Human presence is also reflected in the Saibi and Urkiolagirre beech forests, where centuries-old pollarded beeches that provided wood to the Urkiola charcoal burners for many years.
Mammals include wild boar, red deer, pine marten, genet, badger and fox plus smaller species such as squirrel, grey dormouse and field mouse.
The many crags of the Urkiola mountains are home to many bird species such as Alpine accentor, red-billed and alpine coughs, crow, eurasian crag martin, rock thrush, egyptian vulture, peregrine falcon and kestrel among the birds of prey. During the winter, wallcreepers from high mountain areas, such as the Pyrenees or the Picos de Europa, can even be seen in the Atxarte Ravine. There is an important variety of birds of prey with the colony of griffon vultures (Gyps fulvus) standing out for its number (in Mugarra there are more than 60 pairs).
In the rivers the typicla amphibians to be found are Palmate newt (Triturus helveticus), Common salamander (Salamandra salamandra), Iberian spiny toad (Bufo spinosus), Marsh frog (Pyrrhocorax graculus) and Common frog (Rana perezi).
There various access points to the Urkiola Natural Park given the large number of towns in the area, however, the easiest way to reach the centre of the park is along the BI-623 regional road that runs from Durango to Vitoria-Gasteiz.
The Urkiola mountain pass at 700 metres is the place to head for as here you will find the Santuario de los Santos Antonios and its entire religious area (paths, hermitages and fountains) as well as the interpretation center of the Urkiola Natural Park. (There are also some hotel and lodging services, recreation areas and walks from this point.)
Centro de interpretación Toki Alai – Parque Natural de Urkiola (Puerto de Urkiola)
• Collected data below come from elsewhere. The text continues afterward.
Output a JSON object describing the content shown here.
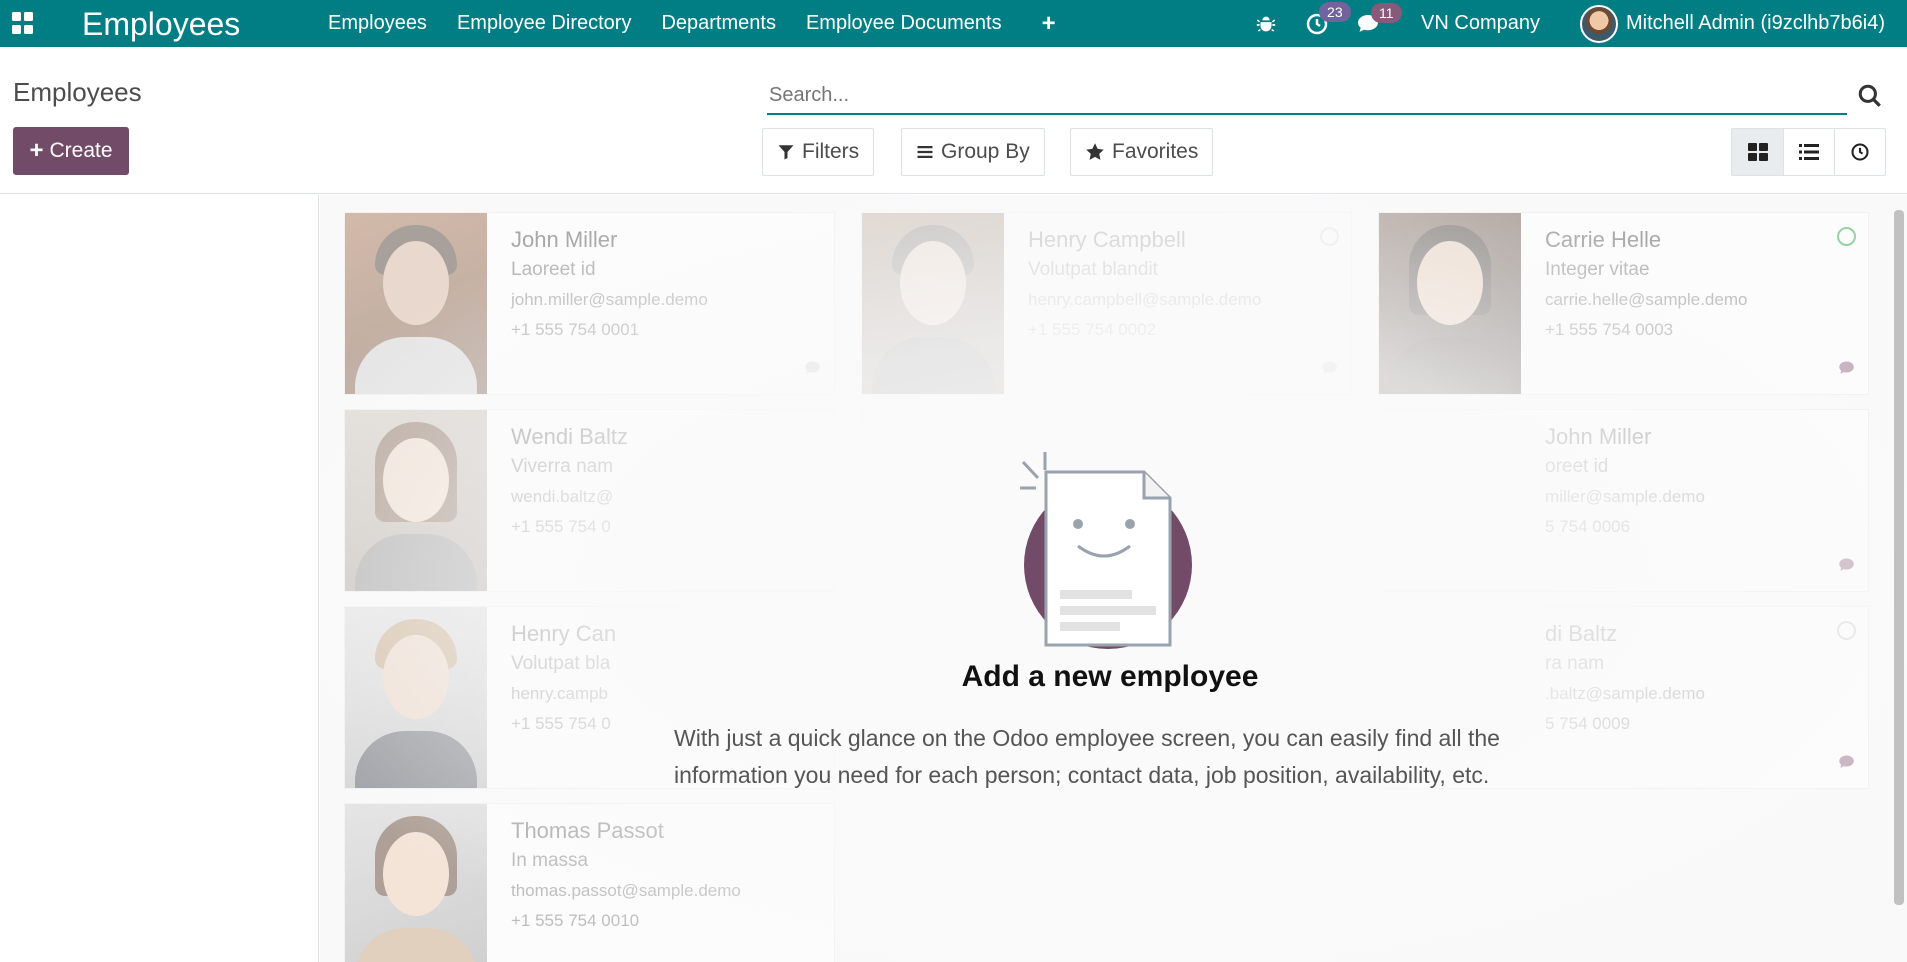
{
  "navbar": {
    "app_title": "Employees",
    "menu": [
      "Employees",
      "Employee Directory",
      "Departments",
      "Employee Documents"
    ],
    "activity_count": "23",
    "messages_count": "11",
    "company": "VN Company",
    "user": "Mitchell Admin (i9zclhb7b6i4)"
  },
  "control_panel": {
    "breadcrumb": "Employees",
    "create_label": "Create",
    "search_placeholder": "Search...",
    "filters_label": "Filters",
    "groupby_label": "Group By",
    "favorites_label": "Favorites"
  },
  "employees": [
    {
      "name": "John Miller",
      "job": "Laoreet id",
      "email": "john.miller@sample.demo",
      "phone": "+1 555 754 0001"
    },
    {
      "name": "Henry Campbell",
      "job": "Volutpat blandit",
      "email": "henry.campbell@sample.demo",
      "phone": "+1 555 754 0002"
    },
    {
      "name": "Carrie Helle",
      "job": "Integer vitae",
      "email": "carrie.helle@sample.demo",
      "phone": "+1 555 754 0003"
    },
    {
      "name": "Wendi Baltz",
      "job": "Viverra nam",
      "email": "wendi.baltz@",
      "phone": "+1 555 754 0"
    },
    {
      "name": "John Miller",
      "job": "oreet id",
      "email": "miller@sample.demo",
      "phone": "5 754 0006"
    },
    {
      "name": "Henry Can",
      "job": "Volutpat bla",
      "email": "henry.campb",
      "phone": "+1 555 754 0"
    },
    {
      "name": "di Baltz",
      "job": "ra nam",
      "email": ".baltz@sample.demo",
      "phone": "5 754 0009"
    },
    {
      "name": "Thomas Passot",
      "job": "In massa",
      "email": "thomas.passot@sample.demo",
      "phone": "+1 555 754 0010"
    }
  ],
  "help": {
    "title": "Add a new employee",
    "text": "With just a quick glance on the Odoo employee screen, you can easily find all the information you need for each person; contact data, job position, availability, etc."
  },
  "colors": {
    "navbar": "#017e84",
    "primary_button": "#714b67",
    "accent": "#875a7b"
  }
}
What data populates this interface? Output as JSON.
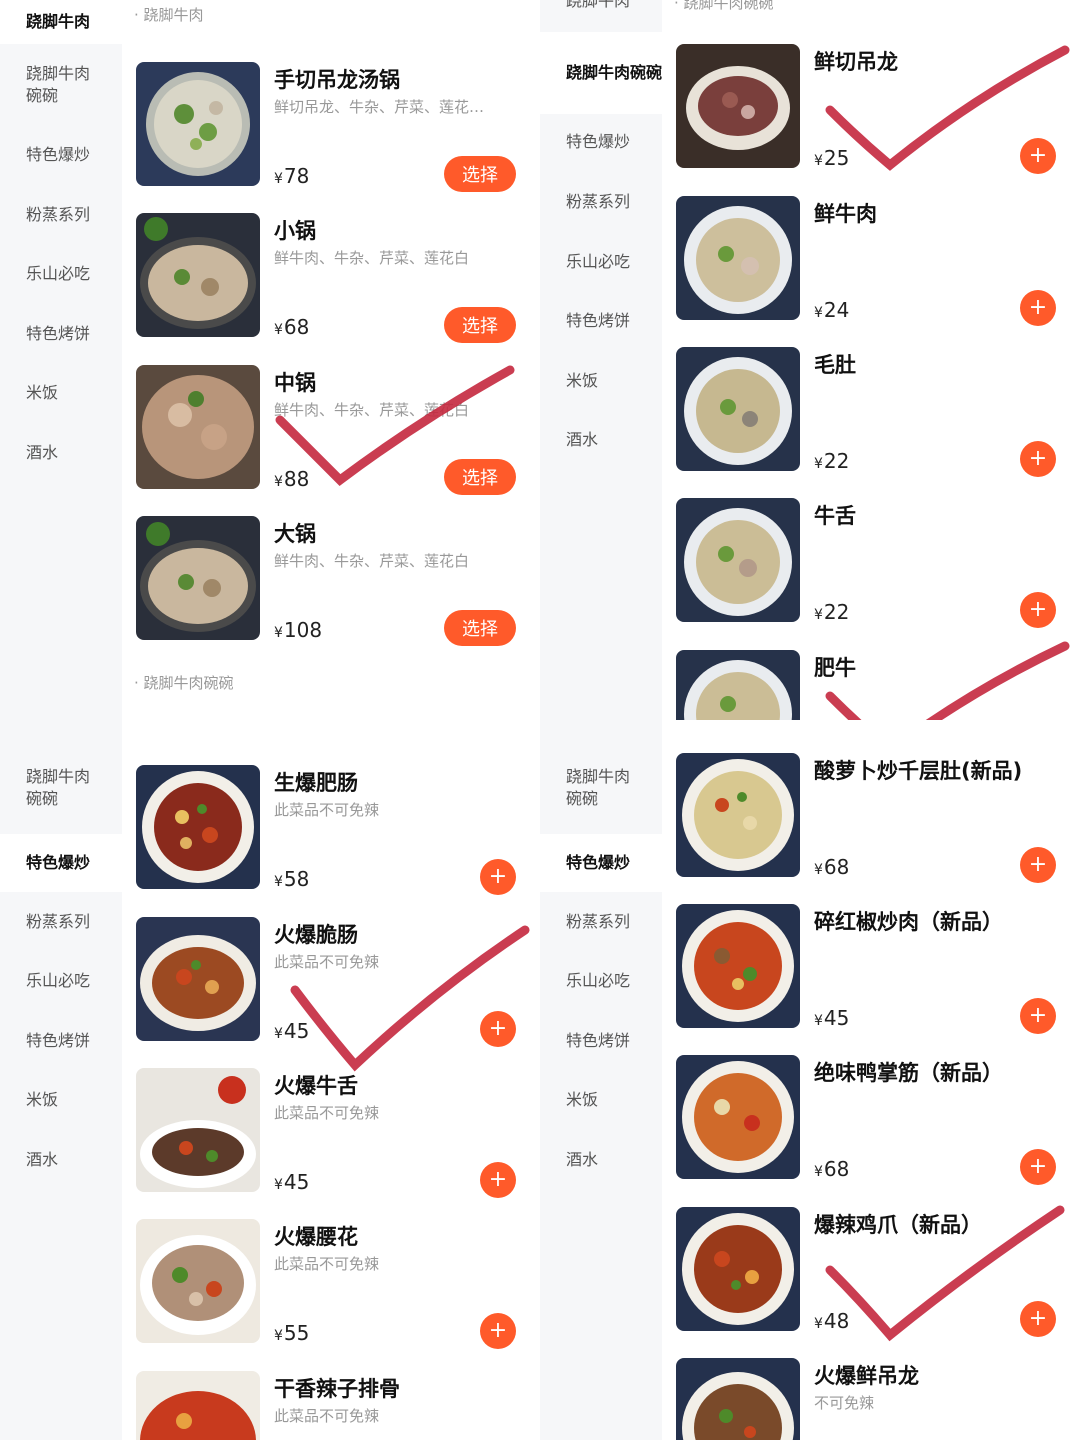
{
  "colors": {
    "accent": "#ff5a2a",
    "sidebar_bg": "#f6f7f9",
    "check_mark": "#c4283e"
  },
  "icons": {
    "add": "plus-icon"
  },
  "symbols": {
    "yen": "¥",
    "plus": "+",
    "ellipsis": "…"
  },
  "panels": [
    {
      "sidebar": [
        {
          "label": "跷脚牛肉",
          "active": true
        },
        {
          "label": "跷脚牛肉碗碗"
        },
        {
          "label": "特色爆炒"
        },
        {
          "label": "粉蒸系列"
        },
        {
          "label": "乐山必吃"
        },
        {
          "label": "特色烤饼"
        },
        {
          "label": "米饭"
        },
        {
          "label": "酒水"
        }
      ],
      "section_top": "· 跷脚牛肉",
      "section_bottom": "· 跷脚牛肉碗碗",
      "button_label": "选择",
      "items": [
        {
          "name": "手切吊龙汤锅",
          "desc": "鲜切吊龙、牛杂、芹菜、莲花…",
          "price": "78"
        },
        {
          "name": "小锅",
          "desc": "鲜牛肉、牛杂、芹菜、莲花白",
          "price": "68"
        },
        {
          "name": "中锅",
          "desc": "鲜牛肉、牛杂、芹菜、莲花白",
          "price": "88"
        },
        {
          "name": "大锅",
          "desc": "鲜牛肉、牛杂、芹菜、莲花白",
          "price": "108"
        }
      ]
    },
    {
      "sidebar": [
        {
          "label": "跷脚牛肉"
        },
        {
          "label": "跷脚牛肉碗碗",
          "active": true
        },
        {
          "label": "特色爆炒"
        },
        {
          "label": "粉蒸系列"
        },
        {
          "label": "乐山必吃"
        },
        {
          "label": "特色烤饼"
        },
        {
          "label": "米饭"
        },
        {
          "label": "酒水"
        }
      ],
      "section_top": "· 跷脚牛肉碗碗",
      "items": [
        {
          "name": "鲜切吊龙",
          "price": "25"
        },
        {
          "name": "鲜牛肉",
          "price": "24"
        },
        {
          "name": "毛肚",
          "price": "22"
        },
        {
          "name": "牛舌",
          "price": "22"
        },
        {
          "name": "肥牛"
        }
      ]
    },
    {
      "sidebar": [
        {
          "label": "跷脚牛肉碗碗"
        },
        {
          "label": "特色爆炒",
          "active": true
        },
        {
          "label": "粉蒸系列"
        },
        {
          "label": "乐山必吃"
        },
        {
          "label": "特色烤饼"
        },
        {
          "label": "米饭"
        },
        {
          "label": "酒水"
        }
      ],
      "items": [
        {
          "name": "生爆肥肠",
          "desc": "此菜品不可免辣",
          "price": "58"
        },
        {
          "name": "火爆脆肠",
          "desc": "此菜品不可免辣",
          "price": "45"
        },
        {
          "name": "火爆牛舌",
          "desc": "此菜品不可免辣",
          "price": "45"
        },
        {
          "name": "火爆腰花",
          "desc": "此菜品不可免辣",
          "price": "55"
        },
        {
          "name": "干香辣子排骨",
          "desc": "此菜品不可免辣"
        }
      ]
    },
    {
      "sidebar": [
        {
          "label": "跷脚牛肉碗碗"
        },
        {
          "label": "特色爆炒",
          "active": true
        },
        {
          "label": "粉蒸系列"
        },
        {
          "label": "乐山必吃"
        },
        {
          "label": "特色烤饼"
        },
        {
          "label": "米饭"
        },
        {
          "label": "酒水"
        }
      ],
      "items": [
        {
          "name": "酸萝卜炒千层肚(新品)",
          "price": "68"
        },
        {
          "name": "碎红椒炒肉（新品）",
          "price": "45"
        },
        {
          "name": "绝味鸭掌筋（新品）",
          "price": "68"
        },
        {
          "name": "爆辣鸡爪（新品）",
          "price": "48"
        },
        {
          "name": "火爆鲜吊龙",
          "desc": "不可免辣"
        }
      ]
    }
  ]
}
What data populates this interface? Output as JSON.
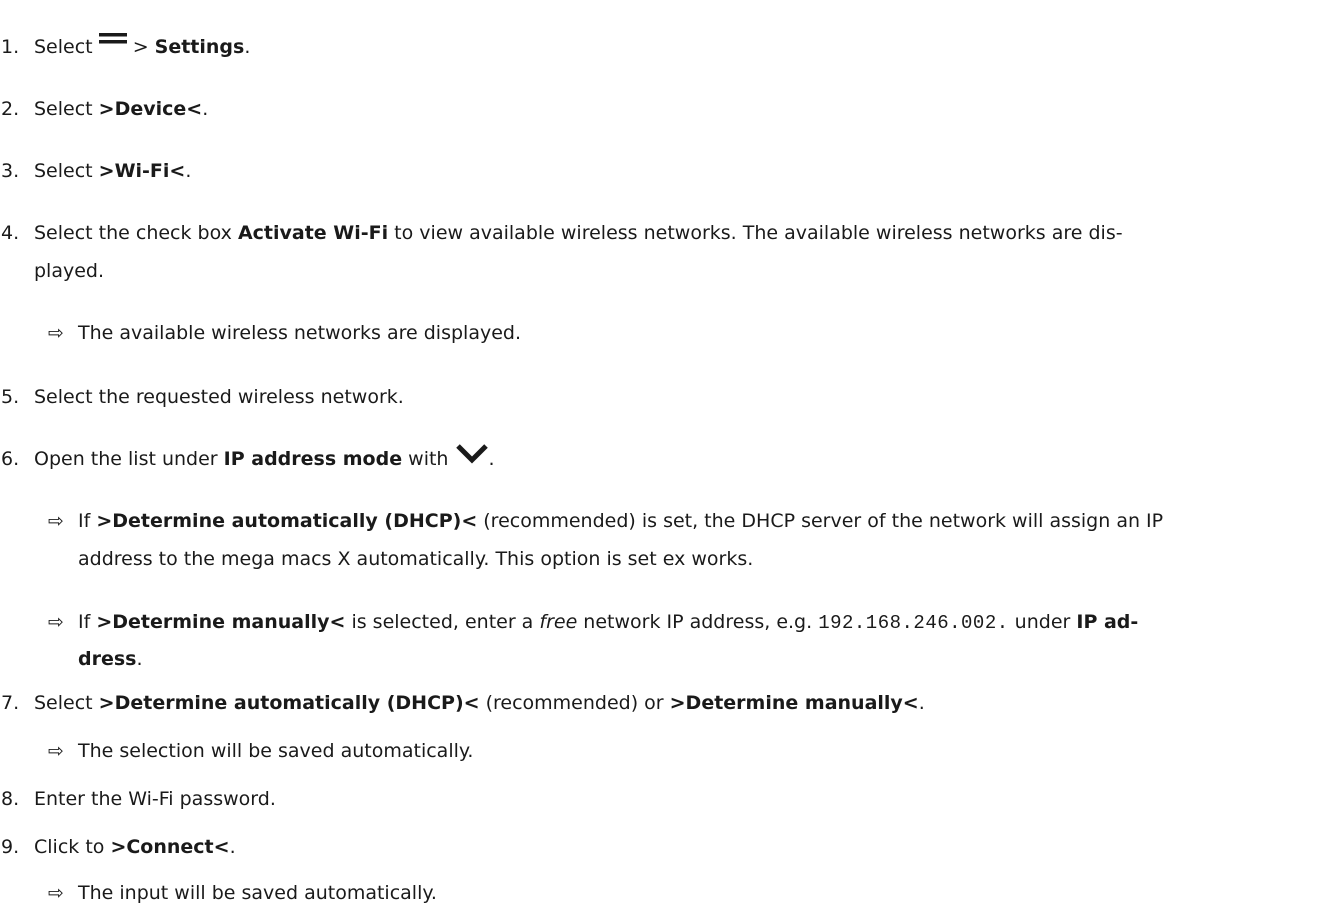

The Toki Alai Visitors Centre is located on the eastern slope of mount Saibi, just as few metres from the Urkiola pass. To reach the centre, take the BI-623 Vitoria-Gasteiz- Durango road to the Urkiola pass and then go a further 200 metres up a concrete track from the Bizkarra restaurant car park. There are signs from the road and you can take your car right up to the centre.
Here you will find permanent exhibition on Urkiola Natural Park, its fauna, flora, history and geology along with an audiovisual film. The colony of griffon vultures can be observed through a video camera. The centre also provides information about walking routes, the major points of interest and general tourist information about the park and the surrounding areas
10:30-14:30 and 15:30 – 17:30
10:00-14:00 and 16:00-18:00
Open all year (except 25th December, 1st January and 6th January).